The cheapest moment is before the first commit
Retrofitted, this blog reached 83 out of 100 on isitagentready.com. The first time I scanned cocktail.glass, built the way this post describes, it scored 75. Lower than the retrofit.
Not because I cut a corner. The yardstick is younger than the site. cocktail.glass’s first commit predates isitagentready’s launch by three weeks; it was built before the test existed. So the scan turned up a gap the site never had a chance to plan for: Agent Skills, a discovery document agents look for, which cocktail.glass did not ship. A site built before a standard is a retrofit the moment that standard arrives. Even this one.

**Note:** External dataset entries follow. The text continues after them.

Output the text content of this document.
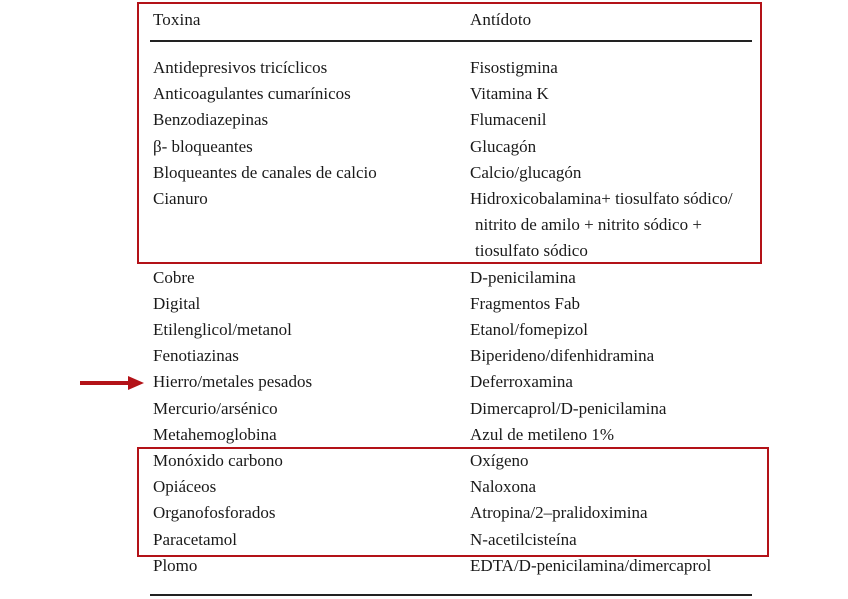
Toxina	Antídoto
Antidepresivos tricíclicos	Fisostigmina
Anticoagulantes cumarínicos	Vitamina K
Benzodiazepinas	Flumacenil
β- bloqueantes	Glucagón
Bloqueantes de canales de calcio	Calcio/glucagón
Cianuro	Hidroxicobalamina+ tiosulfato sódico/
nitrito de amilo + nitrito sódico +
tiosulfato sódico
Cobre	D-penicilamina
Digital	Fragmentos Fab
Etilenglicol/metanol	Etanol/fomepizol
Fenotiazinas	Biperideno/difenhidramina
Hierro/metales pesados	Deferroxamina
Mercurio/arsénico	Dimercaprol/D-penicilamina
Metahemoglobina	Azul de metileno 1%
Monóxido carbono	Oxígeno
Opiáceos	Naloxona
Organofosforados	Atropina/2–pralidoximina
Paracetamol	N-acetilcisteína
Plomo	EDTA/D-penicilamina/dimercaprol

Closing the gap took one prompt to a coding agent. The capability already existed as cocktails_from_my_bar, and discovery was already wired into every response. Publishing an Agent Skills index was one more well-known file, next to the others cocktail.glass already had. With it live, cocktail.glass passes every isitagentready check that applies to a public, read-only site. That is a score of 100, once the OAuth checks are set aside. They should be. There is nothing here to protect.
That is what designing it in buys. Not a number that stays perfect: the target will move again. It buys cheap adaptation: every new requirement is an addition, not a renovation. “Agent-ready” is cheap to design in, messier to bolt on, and never finished. The blog still has the workarounds from that retrofit. cocktail.glass never needed any.
If you are starting something new, that is the whole takeaway: the cheapest moment to make a site agent-ready is before it exists. The second cheapest is now. The entire thing is open. Take it apart.